FORT LEE, N.J. -- The two sushi chefs bent over the cutting board studiously slicing yellowfin tuna and wrapping seaweed around California rolls are hard at work -- far from the confines of an upscale Japanese restaurant -- behind the full-service seafood counter at the Food Emporium here.
Judging from the boisterous crowd gathered around the sushi counter and numerous excited exclamations of "Oh sushi, my favorite," overhead the day SN visited, the sushi section seemed to be off to a roaring start in this new Food Emporium location opened at the end of April.
"Since we opened, we have had a minimum of two full-time sushi chefs and we usually have four. The station accommodates three; we didn't think there would be a need for four," explained Thomas Fallacaro, Food Emporium's director of seafood sales and merchandising.
White trays of salmon, octopus, crab sticks and shrimp line the clear glass case of ingredients that separates the chefs from their clamoring customers. As eager hands depleted the supplies, the chefs steadily filled the refrigerated case in front of them with sleek black boxes of assorted rolls and elaborate mixed platters.
The overflow from the full-service case goes into a 4-foot section of the 24-foot self-service case in the center of the seafood department. Next to the boxes of sushi are individually wrapped packages of tuna, fluke and other sushi fixings available for adventurous chefs who want to make their own at home.
Pale blue sheets, displayed in front of the sushi case, list the menu offerings. And for customers who are not satisfied with what they see or want to try something new, the chefs fill orders on request for old favorites or new creations, according to Fallacaro.
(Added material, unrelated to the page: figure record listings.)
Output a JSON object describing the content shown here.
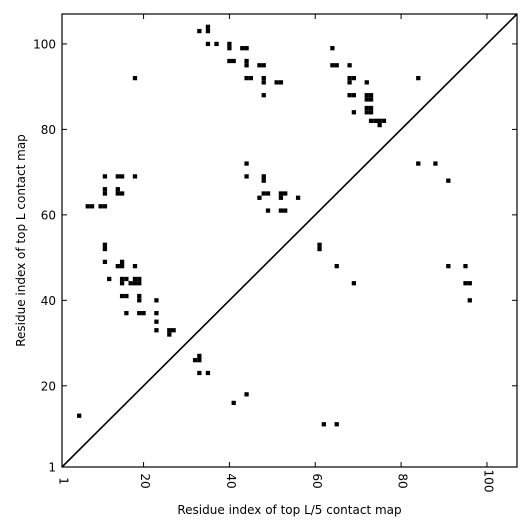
{
  "chart_data": {
    "type": "scatter",
    "xlabel": "Residue index of top L/5 contact map",
    "ylabel": "Residue index of top L contact map",
    "xlim": [
      1,
      107
    ],
    "ylim": [
      1,
      107
    ],
    "x_ticks": [
      1,
      20,
      40,
      60,
      80,
      100
    ],
    "y_ticks": [
      1,
      20,
      40,
      60,
      80,
      100
    ],
    "x_tick_labels": [
      "1",
      "20",
      "40",
      "60",
      "80",
      "100"
    ],
    "y_tick_labels": [
      "1",
      "20",
      "40",
      "60",
      "80",
      "100"
    ],
    "diagonal": true,
    "marker": "square",
    "colors": {
      "marker": "#000000",
      "diagonal": "#000000",
      "frame": "#000000"
    },
    "upper_triangle_points": [
      [
        33,
        103
      ],
      [
        35,
        103
      ],
      [
        35,
        104
      ],
      [
        35,
        100
      ],
      [
        37,
        100
      ],
      [
        40,
        100
      ],
      [
        40,
        99
      ],
      [
        43,
        99
      ],
      [
        44,
        99
      ],
      [
        40,
        96
      ],
      [
        41,
        96
      ],
      [
        44,
        96
      ],
      [
        44,
        95
      ],
      [
        47,
        95
      ],
      [
        48,
        95
      ],
      [
        44,
        92
      ],
      [
        45,
        92
      ],
      [
        48,
        92
      ],
      [
        48,
        91
      ],
      [
        51,
        91
      ],
      [
        52,
        91
      ],
      [
        48,
        88
      ],
      [
        18,
        92
      ],
      [
        64,
        99
      ],
      [
        64,
        95
      ],
      [
        65,
        95
      ],
      [
        68,
        95
      ],
      [
        68,
        92
      ],
      [
        69,
        92
      ],
      [
        68,
        91
      ],
      [
        72,
        91
      ],
      [
        68,
        88
      ],
      [
        69,
        88
      ],
      [
        72,
        88
      ],
      [
        73,
        88
      ],
      [
        72,
        87
      ],
      [
        73,
        87
      ],
      [
        72,
        85
      ],
      [
        73,
        85
      ],
      [
        72,
        84
      ],
      [
        73,
        84
      ],
      [
        69,
        84
      ],
      [
        73,
        82
      ],
      [
        74,
        82
      ],
      [
        75,
        82
      ],
      [
        76,
        82
      ],
      [
        75,
        81
      ],
      [
        11,
        69
      ],
      [
        14,
        69
      ],
      [
        15,
        69
      ],
      [
        18,
        69
      ],
      [
        11,
        66
      ],
      [
        11,
        65
      ],
      [
        14,
        66
      ],
      [
        14,
        65
      ],
      [
        15,
        65
      ],
      [
        7,
        62
      ],
      [
        8,
        62
      ],
      [
        10,
        62
      ],
      [
        11,
        62
      ],
      [
        11,
        53
      ],
      [
        11,
        52
      ],
      [
        11,
        49
      ],
      [
        12,
        45
      ],
      [
        14,
        48
      ],
      [
        15,
        48
      ],
      [
        15,
        49
      ],
      [
        18,
        48
      ],
      [
        15,
        45
      ],
      [
        16,
        45
      ],
      [
        18,
        45
      ],
      [
        19,
        45
      ],
      [
        15,
        44
      ],
      [
        17,
        44
      ],
      [
        18,
        44
      ],
      [
        19,
        44
      ],
      [
        15,
        41
      ],
      [
        16,
        41
      ],
      [
        19,
        41
      ],
      [
        19,
        40
      ],
      [
        16,
        37
      ],
      [
        19,
        37
      ],
      [
        20,
        37
      ],
      [
        23,
        40
      ],
      [
        23,
        37
      ],
      [
        23,
        35
      ],
      [
        23,
        33
      ],
      [
        26,
        33
      ],
      [
        27,
        33
      ],
      [
        26,
        32
      ],
      [
        32,
        26
      ],
      [
        33,
        26
      ],
      [
        33,
        27
      ],
      [
        33,
        23
      ],
      [
        35,
        23
      ],
      [
        44,
        72
      ],
      [
        44,
        69
      ],
      [
        48,
        69
      ],
      [
        48,
        68
      ],
      [
        48,
        65
      ],
      [
        49,
        65
      ],
      [
        47,
        64
      ],
      [
        52,
        65
      ],
      [
        53,
        65
      ],
      [
        52,
        64
      ],
      [
        56,
        64
      ],
      [
        49,
        61
      ],
      [
        52,
        61
      ],
      [
        53,
        61
      ],
      [
        61,
        53
      ],
      [
        61,
        52
      ],
      [
        65,
        48
      ],
      [
        69,
        44
      ]
    ],
    "lower_triangle_points": [
      [
        84,
        92
      ],
      [
        84,
        72
      ],
      [
        88,
        72
      ],
      [
        91,
        68
      ],
      [
        91,
        48
      ],
      [
        95,
        48
      ],
      [
        95,
        44
      ],
      [
        96,
        44
      ],
      [
        96,
        40
      ],
      [
        41,
        16
      ],
      [
        44,
        18
      ],
      [
        62,
        11
      ],
      [
        65,
        11
      ],
      [
        5,
        13
      ]
    ]
  }
}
Prices start at $1 a roll and climb to around $13.95 for multiroll assortments.
The sushi program is not yet in Food Emporium's 35 other locations, according to Fallacaro, but its success here could lead to the opening of sushi bars in other stores in the near future.
"It's trendy, it's upscale and it's tasty," noted Fallacaro of sushi's selling points. "And there's obviously a demand for it."
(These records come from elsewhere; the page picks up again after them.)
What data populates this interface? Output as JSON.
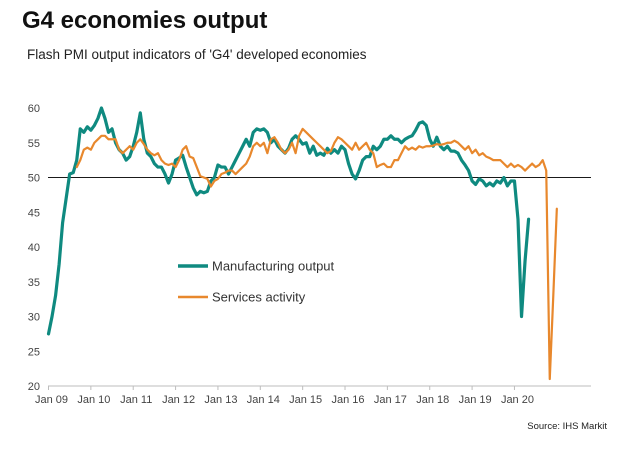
{
  "page": {
    "title": "G4 economies output",
    "subtitle": "Flash PMI output indicators of 'G4' developed economies",
    "source": "Source: IHS Markit"
  },
  "chart_data": {
    "type": "line",
    "title": "G4 economies output",
    "subtitle": "Flash PMI output indicators of 'G4' developed economies",
    "xlabel": "",
    "ylabel": "",
    "ylim": [
      20,
      60
    ],
    "yticks": [
      20,
      25,
      30,
      35,
      40,
      45,
      50,
      55,
      60
    ],
    "xticks": [
      "Jan 09",
      "Jan 10",
      "Jan 11",
      "Jan 12",
      "Jan 13",
      "Jan 14",
      "Jan 15",
      "Jan 16",
      "Jan 17",
      "Jan 18",
      "Jan 19",
      "Jan 20"
    ],
    "reference_line": 50,
    "grid": false,
    "legend_position": "center-left",
    "x_start": "2009-01",
    "series": [
      {
        "name": "Manufacturing output",
        "color": "#0f8a80",
        "x_start": "2009-01",
        "values": [
          27.5,
          30.0,
          33.0,
          37.5,
          43.5,
          47.0,
          50.5,
          50.7,
          52.5,
          57.0,
          56.5,
          57.3,
          56.8,
          57.5,
          58.5,
          60.0,
          58.5,
          56.5,
          57.0,
          55.0,
          54.0,
          53.5,
          52.5,
          53.0,
          54.5,
          56.5,
          59.3,
          55.5,
          53.5,
          53.0,
          52.0,
          51.5,
          51.5,
          50.5,
          49.2,
          50.5,
          52.5,
          52.8,
          53.2,
          51.5,
          50.0,
          48.5,
          47.5,
          48.0,
          47.8,
          48.0,
          49.5,
          50.0,
          51.8,
          51.5,
          51.5,
          50.5,
          51.5,
          52.5,
          53.5,
          54.5,
          55.5,
          54.5,
          56.5,
          57.0,
          56.8,
          57.0,
          56.5,
          55.0,
          55.5,
          54.5,
          54.0,
          53.5,
          54.2,
          55.5,
          56.0,
          55.5,
          54.8,
          55.0,
          53.5,
          54.5,
          53.2,
          53.5,
          53.2,
          54.2,
          53.5,
          54.0,
          53.5,
          54.5,
          54.0,
          52.0,
          50.5,
          49.8,
          51.0,
          52.5,
          53.0,
          53.0,
          54.5,
          54.0,
          54.5,
          55.5,
          55.5,
          56.0,
          55.5,
          55.5,
          55.0,
          55.5,
          55.8,
          56.0,
          56.8,
          57.8,
          58.0,
          57.5,
          55.5,
          54.5,
          55.8,
          54.5,
          54.0,
          54.5,
          53.8,
          53.8,
          53.5,
          52.5,
          51.8,
          51.0,
          49.5,
          49.0,
          49.8,
          49.5,
          48.8,
          49.2,
          48.8,
          49.5,
          49.2,
          50.0,
          48.8,
          49.5,
          49.5,
          44.0,
          30.0,
          38.0,
          44.0
        ]
      },
      {
        "name": "Services activity",
        "color": "#e8882d",
        "x_start": "2009-09",
        "values": [
          51.5,
          52.5,
          54.0,
          54.3,
          54.0,
          55.0,
          55.5,
          56.0,
          56.0,
          55.5,
          55.5,
          55.5,
          54.0,
          53.5,
          54.0,
          54.5,
          54.0,
          55.0,
          55.5,
          54.8,
          54.0,
          53.5,
          53.2,
          53.5,
          52.5,
          52.0,
          51.8,
          52.0,
          51.5,
          52.5,
          54.0,
          54.5,
          53.0,
          52.8,
          51.5,
          50.2,
          50.0,
          49.8,
          48.7,
          49.5,
          49.8,
          50.5,
          50.7,
          51.0,
          51.0,
          50.5,
          51.0,
          51.5,
          52.0,
          53.0,
          54.5,
          55.0,
          54.5,
          55.0,
          53.5,
          55.5,
          55.8,
          55.0,
          54.0,
          53.5,
          54.0,
          55.0,
          53.5,
          56.0,
          57.0,
          56.5,
          56.0,
          55.5,
          55.0,
          54.5,
          54.0,
          53.5,
          53.8,
          55.0,
          55.8,
          55.5,
          55.0,
          54.5,
          54.0,
          55.0,
          54.0,
          54.5,
          55.0,
          54.0,
          53.5,
          51.5,
          51.8,
          52.0,
          51.5,
          51.5,
          52.5,
          52.5,
          53.5,
          54.5,
          54.0,
          54.3,
          54.0,
          54.5,
          54.3,
          54.5,
          54.5,
          54.6,
          54.8,
          54.7,
          54.8,
          55.0,
          55.0,
          55.3,
          55.0,
          54.5,
          54.0,
          54.5,
          53.5,
          54.0,
          53.2,
          53.5,
          53.0,
          52.8,
          52.5,
          52.5,
          52.5,
          52.0,
          51.5,
          52.0,
          51.5,
          51.8,
          51.5,
          51.0,
          51.5,
          52.0,
          51.5,
          51.8,
          52.5,
          51.0,
          21.0,
          33.0,
          45.5
        ]
      }
    ]
  }
}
The seafood department's Japanese offerings even extend beyond sushi into imported frozen products, like seafood dumplings, squid cakes, fish balls, codfish roe and imported shrimp and crab displayed in their own 6-foot Japanese seafood section of the frozen self-service case.
More Japanese flavors, in the form of entrees like salmon teriyaki, spill over into prepackaged entrees in the self-service case and are also part of Food Emporium's new Outgoing Chef HMR program.
Eight feet of the full-service seafood case is devoted to the new program, which turns out such entrees as crab cakes with Creole mustard, salmon with sesame crust, Cajun tuna with mango and grilled swordfish with red peppers.
The recipes are tested in the kitchen of the Food Emporium's pilot Eastchester store, in Westchester, N.Y., before being standardized in writing for future use in other stores, according to Fallacaro. The program's head chef is a graduate of the renown Culinary Institute of America.
Launched about nine months ago in roughly half a dozen stores, the Outgoing Chef program's goal is to provide Food Emporium's customers with restaurant-quality meals, according to Fallacaro.
Before diving into the current program "we had value-added items such as raw stuffed fillets, but we weren't doing much in the way of cooking, yet we were always into further merchandising the items to expand their value."
Fallacaro added that his customers can also buy raw seafood, chosen from a selection of 132 seasonally-rotating species, that can be grilled, broiled, sauteed or cooked with any other method of their choice while they shop.
"We have taste testing available to customers and they tell us what's marketable," noted Fallacaro when asked how Food Emporium chooses its recipes.
Items from the Outgoing Chef program are also cross marketed with sauces near the deli and regularly featured in the store circular.
Other meal-solution ideas at the full-service case include a large variety of seafood sausages. Made without preservatives, according to Fallacaro, these herb-flecked curls of sausage range in color from pale yellow to bright orange and come in Italian, hot Italian and lemon pepper flavors.
Fallacaro noted that these varieties, unlike many seafood sausages, were made from chunks of seafood that have never been ground. "All three are made with whole pieces of Ecuador shrimp, small scallops, farm-raised salmon and cod fillet with a blend of seasonings," he explained.
In the case alongside the sausages is another unusual seafood-based meat replacement: a mound of bright-orange ground salmon. Fallacaro suggested that it could be used in a burger or a loaf and Frank Milillo, a meat and seafood merchandiser, said that sales had been so good he wagered that the department could have turned inventory on the salmon 100 times in four days.
The availability of such a wide selection of seafood meal solutions has helped boost Food Emporium's full-service seafood sales up to what Fallacaro estimates to be 75% to 80% of the store's total seafood sales.